Un viaggio nell’identità sino-americana
Oriental Girls Desire Romance di Catherine Liu è un libro molto particolare e su più livelli, che non ci risulta sia mai stato tradotto in italiano. Si potrebbe dire che l’asse portante del libro è l’identità sino-americana della protagonista, che parla in prima persona. Nata negli Stati uniti da genitori emigrati dalla Cina nel 1949 (l’anno della Rivoluzione cinese), la donna narrante non si è mai sentita completamente a suo agio negli Usa, nonostante parli l’inglese meglio del cinese.
Una buona parte del libro è dedicata alla sua difficile e complicata educazione sentimentale. La protagonista ha molte storie tempestose e tristi con numerose persone, sia uomini sia donne, non riesce a trovare un suo posto nel mondo, e soffre dell’inutilità di essere una studentessa di materie umanistiche (non avrà scelto una materia del genere apposta per rimanere povera e non confrontarsi col mondo?). Il libro è una riflessione triste e tragica sulla solitudine metropolitana (in un certo senso, ricorda un po’ Taxi Driver) ambientata in una New York descritta con toni molto particolari. È fin troppo facile cercare riparo dalla solitudine nella folla e in rapporti fisici il più frequenti e numerosi possibile, sembra dire il libro, ma questo non dà la felicità. Può sembrare un messaggio banale ma ci si permetta di dire che non lo è. Basti vedere gli studi che mostrano come oggi i siti e le applicazioni di incontri creino una vera e propria dipendenza, dando l’illusione dell’abbondanza, della scelta infinita e della possibilità di selezionare le persone “adatte” sulla base di caratteristiche precise (vedasi Eros in agoniadi Byung-chul Han; Roma: Nottetempo, 2013).
Fra la strana storia per un affascinante italiano ex-autonomo (si intende qui l’Autonomia operaia degli anni ’70), spettacoli di drag queen, donne fatali che seducono la protagonista con la fame di un vampiro per poi abbandonarla, la protagonista deciderà alla fine di fare la spogliarellista in un night club. Il romanzo si chiude brutalmente con la decisone della protagonista di abbandonare questo lavoro, ma i lettori restano ignari su cosa le succerà dopo.

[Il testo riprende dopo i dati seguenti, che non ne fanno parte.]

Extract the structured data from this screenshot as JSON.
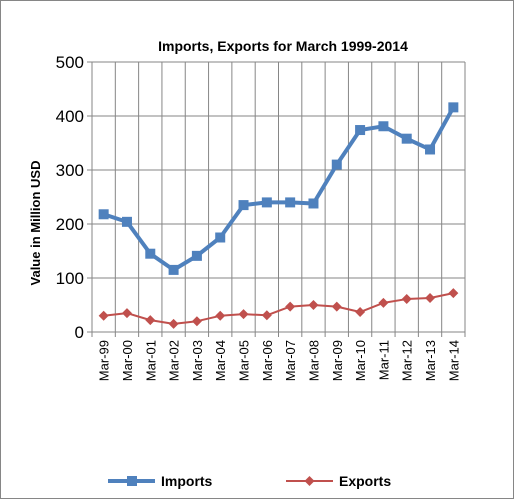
{
  "chart_data": {
    "type": "line",
    "title": "Imports, Exports for March 1999-2014",
    "xlabel": "",
    "ylabel": "Value in  Million  USD",
    "ylim": [
      0,
      500
    ],
    "yticks": [
      0,
      100,
      200,
      300,
      400,
      500
    ],
    "grid": true,
    "legend_position": "bottom",
    "categories": [
      "Mar-99",
      "Mar-00",
      "Mar-01",
      "Mar-02",
      "Mar-03",
      "Mar-04",
      "Mar-05",
      "Mar-06",
      "Mar-07",
      "Mar-08",
      "Mar-09",
      "Mar-10",
      "Mar-11",
      "Mar-12",
      "Mar-13",
      "Mar-14"
    ],
    "series": [
      {
        "name": "Imports",
        "color": "#4F81BD",
        "marker": "square",
        "values": [
          218,
          204,
          145,
          115,
          141,
          175,
          235,
          240,
          240,
          238,
          310,
          374,
          381,
          358,
          338,
          416
        ]
      },
      {
        "name": "Exports",
        "color": "#C0504D",
        "marker": "diamond",
        "values": [
          30,
          35,
          22,
          15,
          20,
          30,
          33,
          31,
          47,
          50,
          47,
          37,
          54,
          61,
          63,
          72
        ]
      }
    ]
  }
}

Eppure, forse non è questo il lato più affascinante del libro. Le cose, infatti, si fanno davvero interessanti nelle parti in cui la protagonista parla del rapporto coi suoi genitori.

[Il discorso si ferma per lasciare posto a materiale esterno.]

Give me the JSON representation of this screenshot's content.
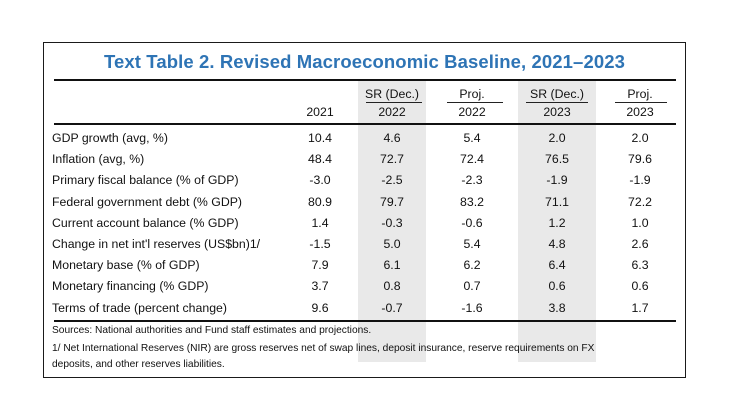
{
  "title": "Text Table 2. Revised Macroeconomic Baseline, 2021–2023",
  "columns": [
    {
      "top": "",
      "bottom": "2021"
    },
    {
      "top": "SR (Dec.)",
      "bottom": "2022"
    },
    {
      "top": "Proj.",
      "bottom": "2022"
    },
    {
      "top": "SR (Dec.)",
      "bottom": "2023"
    },
    {
      "top": "Proj.",
      "bottom": "2023"
    }
  ],
  "rows": [
    {
      "label": "GDP growth (avg, %)",
      "values": [
        "10.4",
        "4.6",
        "5.4",
        "2.0",
        "2.0"
      ]
    },
    {
      "label": "Inflation (avg, %)",
      "values": [
        "48.4",
        "72.7",
        "72.4",
        "76.5",
        "79.6"
      ]
    },
    {
      "label": "Primary fiscal balance (% of GDP)",
      "values": [
        "-3.0",
        "-2.5",
        "-2.3",
        "-1.9",
        "-1.9"
      ]
    },
    {
      "label": "Federal government debt (% GDP)",
      "values": [
        "80.9",
        "79.7",
        "83.2",
        "71.1",
        "72.2"
      ]
    },
    {
      "label": "Current account balance (% GDP)",
      "values": [
        "1.4",
        "-0.3",
        "-0.6",
        "1.2",
        "1.0"
      ]
    },
    {
      "label": "Change in net int'l reserves (US$bn)1/",
      "values": [
        "-1.5",
        "5.0",
        "5.4",
        "4.8",
        "2.6"
      ]
    },
    {
      "label": "Monetary base (% of GDP)",
      "values": [
        "7.9",
        "6.1",
        "6.2",
        "6.4",
        "6.3"
      ]
    },
    {
      "label": "Monetary financing (% GDP)",
      "values": [
        "3.7",
        "0.8",
        "0.7",
        "0.6",
        "0.6"
      ]
    },
    {
      "label": "Terms of trade (percent change)",
      "values": [
        "9.6",
        "-0.7",
        "-1.6",
        "3.8",
        "1.7"
      ]
    }
  ],
  "notes": {
    "sources": "Sources: National authorities and Fund staff estimates and projections.",
    "footnote_line1": "1/ Net International Reserves (NIR) are gross reserves net of swap lines, deposit insurance, reserve requirements on FX",
    "footnote_line2": "deposits, and other reserves liabilities."
  },
  "colors": {
    "title": "#2e74b5",
    "shade": "#e9e9e9"
  }
}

A quanto pare, i genitori sono emigrati negli Stati per motivi economici, non politici: erano stanchi di fare la fame, di non avere vestiti, di potersi lavare una volta l’anno, ecc. Con il rafforzamento del potere di Mao in Cina, si potrebbe pensare che la nostra coppia di immigrati viva felice nel sogno americano, guardando all’austero egualitarismo cinese con sospetto se non addirittura con paura.
Invece, a un certo punto il padre della protagonista trova nel maoismo l’identità che gli mancava, se non una vera e propria ragione di vita. Non solo va con la moglie e i figli a molti incontri politici, ma inizia a passare regolarmente le vacanze in Cina con la famiglia, visitando fabbriche e fattorie modello ed alloggiando nei classici alberghi di lusso per stranieri. Eppure, qualche dubbio fa capolino: questi compagni cinesi d’oltremare non sono troppo controllati? Non sono limitati nei posti che possono visitare? Perché è così difficile lasciare la capitale e visitare gli anziani genitori? Perché le guide locali cambiano ogni tanto senza un motivo chiaro?

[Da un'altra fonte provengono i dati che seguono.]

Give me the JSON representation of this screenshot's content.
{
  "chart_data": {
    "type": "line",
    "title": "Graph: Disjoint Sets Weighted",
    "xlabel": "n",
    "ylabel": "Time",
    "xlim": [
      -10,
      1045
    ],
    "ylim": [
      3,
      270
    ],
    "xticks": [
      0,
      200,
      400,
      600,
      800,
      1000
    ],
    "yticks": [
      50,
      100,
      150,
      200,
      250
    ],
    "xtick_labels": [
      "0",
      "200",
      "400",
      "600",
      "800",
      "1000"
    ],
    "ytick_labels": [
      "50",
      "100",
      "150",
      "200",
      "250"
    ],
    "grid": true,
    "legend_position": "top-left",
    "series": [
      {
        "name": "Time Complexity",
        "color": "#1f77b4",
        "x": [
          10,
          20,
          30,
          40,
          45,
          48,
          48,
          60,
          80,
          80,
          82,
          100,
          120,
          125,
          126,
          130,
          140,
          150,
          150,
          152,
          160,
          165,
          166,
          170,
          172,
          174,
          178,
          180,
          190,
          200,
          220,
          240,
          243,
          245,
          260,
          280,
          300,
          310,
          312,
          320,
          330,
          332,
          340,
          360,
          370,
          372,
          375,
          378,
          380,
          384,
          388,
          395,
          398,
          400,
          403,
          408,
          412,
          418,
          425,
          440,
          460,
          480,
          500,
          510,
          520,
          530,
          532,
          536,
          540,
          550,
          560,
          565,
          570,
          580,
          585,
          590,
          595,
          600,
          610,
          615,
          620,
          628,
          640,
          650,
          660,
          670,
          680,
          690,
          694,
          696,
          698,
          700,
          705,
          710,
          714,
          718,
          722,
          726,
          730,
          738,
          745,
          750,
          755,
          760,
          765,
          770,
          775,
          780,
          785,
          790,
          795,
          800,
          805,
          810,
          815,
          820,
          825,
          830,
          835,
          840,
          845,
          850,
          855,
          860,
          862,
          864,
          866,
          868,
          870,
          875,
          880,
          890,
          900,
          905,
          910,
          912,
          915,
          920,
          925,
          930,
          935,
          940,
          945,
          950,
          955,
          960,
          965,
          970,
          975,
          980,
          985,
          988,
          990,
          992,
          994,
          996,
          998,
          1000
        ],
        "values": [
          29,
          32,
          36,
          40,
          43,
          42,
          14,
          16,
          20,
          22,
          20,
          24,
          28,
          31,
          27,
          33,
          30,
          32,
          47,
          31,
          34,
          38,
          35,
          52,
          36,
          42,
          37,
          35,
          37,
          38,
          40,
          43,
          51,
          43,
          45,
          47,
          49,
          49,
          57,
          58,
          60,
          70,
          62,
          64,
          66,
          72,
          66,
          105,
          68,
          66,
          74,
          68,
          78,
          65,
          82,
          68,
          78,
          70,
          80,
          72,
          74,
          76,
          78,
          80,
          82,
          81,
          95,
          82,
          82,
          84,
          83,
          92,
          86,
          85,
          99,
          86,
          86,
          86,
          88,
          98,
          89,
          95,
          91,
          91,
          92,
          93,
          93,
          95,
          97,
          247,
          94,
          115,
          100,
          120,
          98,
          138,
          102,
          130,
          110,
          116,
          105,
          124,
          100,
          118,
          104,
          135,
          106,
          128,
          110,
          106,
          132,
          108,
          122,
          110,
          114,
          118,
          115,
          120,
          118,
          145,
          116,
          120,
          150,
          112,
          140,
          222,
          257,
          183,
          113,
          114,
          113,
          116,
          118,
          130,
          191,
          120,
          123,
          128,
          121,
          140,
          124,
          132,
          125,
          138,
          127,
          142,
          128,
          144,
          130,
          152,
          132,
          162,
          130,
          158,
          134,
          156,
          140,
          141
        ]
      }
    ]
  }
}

Negli Stati uniti, invece, il padre si butta nella fondazione di un negozio di merce cinese con un chiaro fondo ideologico, esperimento che purtroppo non andrà bene. Sebbene con la fine della Rivoluzione culturale e l’inizio dell’era di Deng Xiaoping all’insegna del pragmatismo economico il padre abbandoni progressivamente il maoismo, la Cina socialista ed egualitaria non abbandona l’immaginario della giovane protagonista.
Appena ne ha l’occasione, infatti, quest’ultima fa domanda per andare a insegnare inglese in Cina, un’esperienza molto contraddittoria che la segna profondamente. Piuttosto che un paradiso egualitario, infatti, essa trova nella Cina di Deng un posto dove si guarda con sospetto il prossimo se addirittura non lo si denuncia, dove servono conoscenze per ottenere qualunque cosa, dove non conta niente se non i soldi. A ben vedere, il merito più grande del libro è quello di tracciare un quadro affascinante, terribile e complesso dell’identità di una cinese d’oltremare per la quale l’appartenenza al proprio Paese non è solo culturale, ma anche politica. Certamente, una lettura interessante per coloro che sono interessanti all’influenza politica e culturale del maoismo all’estero.